Wednesday, July 06, 2005

July

Last night I went to sleep just after the half of the second episode of Mobile Suit Gundam Wing: Operation 1. I thing the name was The Gundam Deathscythe. It's the one where Heero meets Duo for the first time.

I woke up not feeling too good. Physically, I'm fine. I always get depressed around this time of year. It just seems like the type of "Oh my fucking God! I'm going to slit my fucking wrists soon," type of feeling. You know the feeling that the only place for you is in hell.

I got up and put as much of my laundry together as would fit in my laundry bag. Mickey came, without calling. My sister and Mickey asking me "What's the matter?" I asked Mickey if she'd go to the laundry with me, she agreed. Today was the first time since Destiny left me, three (3) years on the 28th, that I cried. I got up and went into the kitchen, no one saw me. It lasted seconds. I expect more. By my birthday I expect to drown in them, my tears I mean.

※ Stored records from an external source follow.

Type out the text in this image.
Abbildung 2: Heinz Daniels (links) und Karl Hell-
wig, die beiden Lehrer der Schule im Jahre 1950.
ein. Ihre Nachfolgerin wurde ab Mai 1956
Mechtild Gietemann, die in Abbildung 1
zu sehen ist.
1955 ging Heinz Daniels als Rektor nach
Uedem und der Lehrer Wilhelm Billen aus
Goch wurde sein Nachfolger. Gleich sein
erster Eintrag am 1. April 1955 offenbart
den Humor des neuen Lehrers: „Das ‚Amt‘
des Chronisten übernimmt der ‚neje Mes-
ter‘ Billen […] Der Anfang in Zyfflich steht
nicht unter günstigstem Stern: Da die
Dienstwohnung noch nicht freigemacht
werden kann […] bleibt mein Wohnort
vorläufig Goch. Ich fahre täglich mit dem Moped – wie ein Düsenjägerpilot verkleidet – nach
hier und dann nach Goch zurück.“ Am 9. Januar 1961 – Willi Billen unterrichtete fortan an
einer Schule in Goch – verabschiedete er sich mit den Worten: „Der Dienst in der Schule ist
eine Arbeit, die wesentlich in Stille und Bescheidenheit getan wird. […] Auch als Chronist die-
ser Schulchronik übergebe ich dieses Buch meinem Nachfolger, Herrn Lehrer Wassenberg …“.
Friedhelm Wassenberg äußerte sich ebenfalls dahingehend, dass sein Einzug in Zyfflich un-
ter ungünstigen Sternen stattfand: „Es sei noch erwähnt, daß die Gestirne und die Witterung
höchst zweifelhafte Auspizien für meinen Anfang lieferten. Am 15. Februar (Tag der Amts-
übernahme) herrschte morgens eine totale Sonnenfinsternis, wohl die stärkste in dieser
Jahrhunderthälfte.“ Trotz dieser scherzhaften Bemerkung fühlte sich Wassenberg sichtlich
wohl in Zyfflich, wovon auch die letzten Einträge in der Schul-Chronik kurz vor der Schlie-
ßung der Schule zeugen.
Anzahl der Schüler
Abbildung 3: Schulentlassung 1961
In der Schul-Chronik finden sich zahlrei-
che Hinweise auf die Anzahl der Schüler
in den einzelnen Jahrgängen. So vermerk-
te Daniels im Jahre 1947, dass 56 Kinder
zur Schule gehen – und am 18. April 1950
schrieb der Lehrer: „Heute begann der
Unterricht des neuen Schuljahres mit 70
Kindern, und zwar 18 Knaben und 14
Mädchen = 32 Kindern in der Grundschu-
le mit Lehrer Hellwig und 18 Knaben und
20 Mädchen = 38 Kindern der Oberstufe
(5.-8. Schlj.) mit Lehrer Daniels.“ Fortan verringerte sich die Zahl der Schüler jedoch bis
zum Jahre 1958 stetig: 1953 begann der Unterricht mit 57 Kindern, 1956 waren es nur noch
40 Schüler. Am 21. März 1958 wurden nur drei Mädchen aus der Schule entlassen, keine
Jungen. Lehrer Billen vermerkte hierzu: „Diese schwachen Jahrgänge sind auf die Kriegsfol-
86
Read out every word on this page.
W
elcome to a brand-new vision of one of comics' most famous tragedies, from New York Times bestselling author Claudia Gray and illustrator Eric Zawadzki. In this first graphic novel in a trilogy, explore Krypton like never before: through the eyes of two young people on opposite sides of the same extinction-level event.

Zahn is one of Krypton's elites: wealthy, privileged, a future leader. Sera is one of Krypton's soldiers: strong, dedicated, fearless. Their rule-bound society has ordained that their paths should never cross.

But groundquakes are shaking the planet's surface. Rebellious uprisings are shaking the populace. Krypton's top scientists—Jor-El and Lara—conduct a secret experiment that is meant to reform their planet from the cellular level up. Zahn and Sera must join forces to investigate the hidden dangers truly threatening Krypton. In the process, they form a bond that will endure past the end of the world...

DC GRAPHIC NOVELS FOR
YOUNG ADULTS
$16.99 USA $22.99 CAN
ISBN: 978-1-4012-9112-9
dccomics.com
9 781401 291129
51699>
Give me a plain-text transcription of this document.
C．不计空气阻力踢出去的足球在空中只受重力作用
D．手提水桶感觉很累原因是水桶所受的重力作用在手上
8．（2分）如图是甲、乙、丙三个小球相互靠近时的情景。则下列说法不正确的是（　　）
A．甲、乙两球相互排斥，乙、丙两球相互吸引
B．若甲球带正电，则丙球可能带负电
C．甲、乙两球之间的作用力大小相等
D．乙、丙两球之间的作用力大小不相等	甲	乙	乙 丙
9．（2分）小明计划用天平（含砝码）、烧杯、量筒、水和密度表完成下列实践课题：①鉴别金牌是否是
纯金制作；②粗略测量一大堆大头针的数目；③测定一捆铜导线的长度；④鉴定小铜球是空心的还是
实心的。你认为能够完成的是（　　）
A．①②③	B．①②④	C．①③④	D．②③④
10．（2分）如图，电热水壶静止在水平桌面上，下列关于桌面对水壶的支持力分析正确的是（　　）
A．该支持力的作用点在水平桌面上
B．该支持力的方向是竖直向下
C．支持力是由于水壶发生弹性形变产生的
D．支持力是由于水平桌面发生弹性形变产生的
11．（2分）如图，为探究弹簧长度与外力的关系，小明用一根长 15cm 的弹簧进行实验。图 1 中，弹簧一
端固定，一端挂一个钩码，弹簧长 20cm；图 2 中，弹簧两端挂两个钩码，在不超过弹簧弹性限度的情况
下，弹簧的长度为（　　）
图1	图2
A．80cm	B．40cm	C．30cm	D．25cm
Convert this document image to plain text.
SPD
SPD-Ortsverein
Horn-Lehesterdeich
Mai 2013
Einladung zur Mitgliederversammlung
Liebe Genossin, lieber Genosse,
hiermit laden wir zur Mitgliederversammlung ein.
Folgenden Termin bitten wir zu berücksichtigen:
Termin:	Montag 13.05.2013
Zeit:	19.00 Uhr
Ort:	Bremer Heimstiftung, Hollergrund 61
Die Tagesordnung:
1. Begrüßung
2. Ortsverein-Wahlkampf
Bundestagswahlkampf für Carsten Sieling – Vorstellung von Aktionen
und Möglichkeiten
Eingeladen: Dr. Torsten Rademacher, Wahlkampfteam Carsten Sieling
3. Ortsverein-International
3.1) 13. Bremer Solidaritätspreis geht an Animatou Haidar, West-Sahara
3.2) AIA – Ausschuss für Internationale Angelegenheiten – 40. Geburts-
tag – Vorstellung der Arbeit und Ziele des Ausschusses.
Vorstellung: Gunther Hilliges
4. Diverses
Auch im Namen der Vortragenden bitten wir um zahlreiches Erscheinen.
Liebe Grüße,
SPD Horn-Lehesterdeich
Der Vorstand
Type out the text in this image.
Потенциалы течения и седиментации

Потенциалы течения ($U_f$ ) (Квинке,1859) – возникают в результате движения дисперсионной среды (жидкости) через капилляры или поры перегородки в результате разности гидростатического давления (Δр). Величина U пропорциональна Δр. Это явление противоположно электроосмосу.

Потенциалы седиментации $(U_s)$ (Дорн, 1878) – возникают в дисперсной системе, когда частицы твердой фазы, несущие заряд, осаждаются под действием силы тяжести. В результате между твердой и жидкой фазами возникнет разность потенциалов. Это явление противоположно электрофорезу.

I ended up going alone. I am alone. Destiny told me once that I would die alone. She wasn't the first to tell me the and not the last, but it meant a lot more coming from her. At the time, it meant that she and I wouldn't be together. Here I am, I haven't been with anyone since she left, emotionally anyway. Even when I tried, like with Cynhia, it just seems it wasn't meant to happen.

I'm back now. I'm beating back my tears as I write. I always thought it was funny that I, the "Big Bad," could cry. People who have seen me might have thought it was about them, but it was about me being alone. I even answered my phone, it wasn't even for me, Mickey was asking for Darrell.